Economic policymaking in the 1950s was nice and easy. You knew who the major players were, and they told you what they wanted. Since What was Good for General Motors was Good for America that settled the question of what policy should be. Top rates of income tax could be kept high, because there was no point allowing the bureaucrats who rose to the top of large companies to enjoy Sultan-like lifestyles, or to encourage too much corporate jockeying for position, which created uncertainty.
Nobody made huge amounts of money after-tax, which meant there was no entrepreneurial capital to start new businesses, but what did you need new businesses for – we already had plenty of splendid businesses! If an innovation could improve the economy, Bell Labs or some other large company could be relied on to provide it, after conducting extensive tests as to what American consumers might want. As for corporate management, it knew to give way to union demands for better pay and pensions, because that kept the motor of America running, albeit at the cost of a little inflation.
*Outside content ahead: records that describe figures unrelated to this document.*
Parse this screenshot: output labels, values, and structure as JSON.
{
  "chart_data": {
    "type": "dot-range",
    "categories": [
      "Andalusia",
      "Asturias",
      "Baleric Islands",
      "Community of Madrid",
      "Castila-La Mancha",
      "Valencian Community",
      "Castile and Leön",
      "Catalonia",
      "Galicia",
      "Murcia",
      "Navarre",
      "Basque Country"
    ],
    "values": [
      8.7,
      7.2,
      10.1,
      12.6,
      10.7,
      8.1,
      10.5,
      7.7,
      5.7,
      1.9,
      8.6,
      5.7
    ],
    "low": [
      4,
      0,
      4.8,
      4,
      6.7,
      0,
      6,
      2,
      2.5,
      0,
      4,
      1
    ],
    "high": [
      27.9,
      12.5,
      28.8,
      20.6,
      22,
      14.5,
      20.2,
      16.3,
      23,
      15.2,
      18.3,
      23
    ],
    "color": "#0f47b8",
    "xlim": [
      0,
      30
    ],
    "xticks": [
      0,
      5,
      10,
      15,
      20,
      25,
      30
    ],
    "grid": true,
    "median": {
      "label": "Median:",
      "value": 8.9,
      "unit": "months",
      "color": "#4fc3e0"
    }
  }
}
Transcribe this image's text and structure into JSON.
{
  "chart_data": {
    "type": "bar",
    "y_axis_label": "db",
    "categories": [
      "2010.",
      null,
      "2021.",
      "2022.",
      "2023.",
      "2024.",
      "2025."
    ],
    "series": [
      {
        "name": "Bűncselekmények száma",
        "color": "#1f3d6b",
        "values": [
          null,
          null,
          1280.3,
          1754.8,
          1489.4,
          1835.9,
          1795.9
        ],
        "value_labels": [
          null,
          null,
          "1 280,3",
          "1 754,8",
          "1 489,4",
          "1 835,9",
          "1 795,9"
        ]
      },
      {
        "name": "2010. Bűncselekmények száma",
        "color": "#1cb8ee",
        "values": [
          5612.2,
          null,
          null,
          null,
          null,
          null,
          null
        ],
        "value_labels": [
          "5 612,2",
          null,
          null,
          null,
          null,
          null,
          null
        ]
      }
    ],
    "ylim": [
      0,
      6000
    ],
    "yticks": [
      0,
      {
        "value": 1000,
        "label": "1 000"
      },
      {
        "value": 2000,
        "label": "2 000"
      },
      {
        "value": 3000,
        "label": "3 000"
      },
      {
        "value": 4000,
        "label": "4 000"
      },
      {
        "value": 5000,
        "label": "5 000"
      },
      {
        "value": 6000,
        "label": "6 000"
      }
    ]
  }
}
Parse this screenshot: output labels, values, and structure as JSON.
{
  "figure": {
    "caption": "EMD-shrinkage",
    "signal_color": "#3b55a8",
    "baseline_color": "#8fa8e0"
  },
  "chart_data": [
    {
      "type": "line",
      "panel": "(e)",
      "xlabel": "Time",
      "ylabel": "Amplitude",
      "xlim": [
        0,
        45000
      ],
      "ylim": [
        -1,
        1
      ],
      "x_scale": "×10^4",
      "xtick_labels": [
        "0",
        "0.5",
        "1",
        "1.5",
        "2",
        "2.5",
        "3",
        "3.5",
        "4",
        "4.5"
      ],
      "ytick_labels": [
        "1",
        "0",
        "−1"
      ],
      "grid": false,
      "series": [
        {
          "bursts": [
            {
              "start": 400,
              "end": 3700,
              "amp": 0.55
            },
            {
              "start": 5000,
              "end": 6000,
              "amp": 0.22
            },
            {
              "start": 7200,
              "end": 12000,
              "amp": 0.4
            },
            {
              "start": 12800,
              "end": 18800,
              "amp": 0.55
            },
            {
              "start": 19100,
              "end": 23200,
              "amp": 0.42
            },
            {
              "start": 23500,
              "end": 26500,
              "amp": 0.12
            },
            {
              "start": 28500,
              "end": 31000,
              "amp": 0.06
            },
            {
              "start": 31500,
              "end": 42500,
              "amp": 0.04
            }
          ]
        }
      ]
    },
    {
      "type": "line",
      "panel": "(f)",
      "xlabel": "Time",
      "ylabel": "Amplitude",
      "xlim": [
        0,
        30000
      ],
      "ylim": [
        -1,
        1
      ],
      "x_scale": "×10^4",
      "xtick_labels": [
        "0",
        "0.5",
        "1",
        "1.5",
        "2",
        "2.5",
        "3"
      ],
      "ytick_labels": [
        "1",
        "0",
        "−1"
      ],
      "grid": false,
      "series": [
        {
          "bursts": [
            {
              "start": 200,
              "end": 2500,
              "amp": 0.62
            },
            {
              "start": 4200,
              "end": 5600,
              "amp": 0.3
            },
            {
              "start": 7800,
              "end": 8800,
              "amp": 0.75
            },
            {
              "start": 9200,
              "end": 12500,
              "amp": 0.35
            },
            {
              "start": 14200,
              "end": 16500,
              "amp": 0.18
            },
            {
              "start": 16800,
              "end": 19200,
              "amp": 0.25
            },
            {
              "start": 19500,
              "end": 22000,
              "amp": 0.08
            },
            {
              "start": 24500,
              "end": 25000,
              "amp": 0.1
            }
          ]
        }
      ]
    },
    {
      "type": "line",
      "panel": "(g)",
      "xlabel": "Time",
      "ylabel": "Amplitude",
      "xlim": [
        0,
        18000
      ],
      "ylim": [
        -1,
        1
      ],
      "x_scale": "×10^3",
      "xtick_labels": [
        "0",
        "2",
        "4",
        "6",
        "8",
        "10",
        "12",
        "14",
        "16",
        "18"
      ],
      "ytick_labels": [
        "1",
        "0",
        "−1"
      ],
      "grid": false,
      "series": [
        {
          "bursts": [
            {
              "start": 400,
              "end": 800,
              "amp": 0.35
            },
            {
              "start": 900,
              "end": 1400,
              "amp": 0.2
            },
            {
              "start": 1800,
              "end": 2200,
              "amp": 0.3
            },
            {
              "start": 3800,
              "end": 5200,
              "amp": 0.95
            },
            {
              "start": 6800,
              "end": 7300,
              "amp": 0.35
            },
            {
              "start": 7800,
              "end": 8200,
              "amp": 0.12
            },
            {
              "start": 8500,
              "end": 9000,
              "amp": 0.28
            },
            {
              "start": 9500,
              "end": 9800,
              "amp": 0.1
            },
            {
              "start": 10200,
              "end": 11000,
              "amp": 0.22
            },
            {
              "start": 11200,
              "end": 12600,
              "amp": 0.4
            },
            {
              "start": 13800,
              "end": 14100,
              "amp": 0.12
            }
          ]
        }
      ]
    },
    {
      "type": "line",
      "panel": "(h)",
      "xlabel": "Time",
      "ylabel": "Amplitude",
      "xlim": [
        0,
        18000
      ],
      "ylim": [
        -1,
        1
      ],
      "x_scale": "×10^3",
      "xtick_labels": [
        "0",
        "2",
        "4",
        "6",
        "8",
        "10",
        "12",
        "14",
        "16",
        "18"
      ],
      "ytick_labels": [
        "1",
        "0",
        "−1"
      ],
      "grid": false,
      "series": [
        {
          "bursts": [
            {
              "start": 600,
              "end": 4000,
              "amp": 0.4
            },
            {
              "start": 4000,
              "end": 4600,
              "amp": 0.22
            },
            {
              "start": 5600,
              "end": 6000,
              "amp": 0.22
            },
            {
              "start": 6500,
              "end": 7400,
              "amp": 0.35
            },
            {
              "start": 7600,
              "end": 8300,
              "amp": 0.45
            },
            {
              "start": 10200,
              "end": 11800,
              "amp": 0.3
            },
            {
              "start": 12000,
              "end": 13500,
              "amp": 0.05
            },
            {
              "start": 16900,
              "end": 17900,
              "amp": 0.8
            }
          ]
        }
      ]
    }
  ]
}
As we now know, this business model was hopelessly unworkable in the long run, because it relied on the largest U.S. companies being hugely ahead of all international competition, and therefore able to pay their workers whatever they pleased. It was already developing weaknesses by 1960, the costs of the Vietnam War further reduced its competitiveness and the crisis of the early 1970s was its death-knell. After 1980, when the U.S. economy once again became competitive, many features of the comfortable 1950s system were abandoned. Certainly today, there is no question of going back to such a halcyon era. The 1950s, as a business, economic and social model, are thus useless. We should avoid that era’s key features rather than seeking to copy them.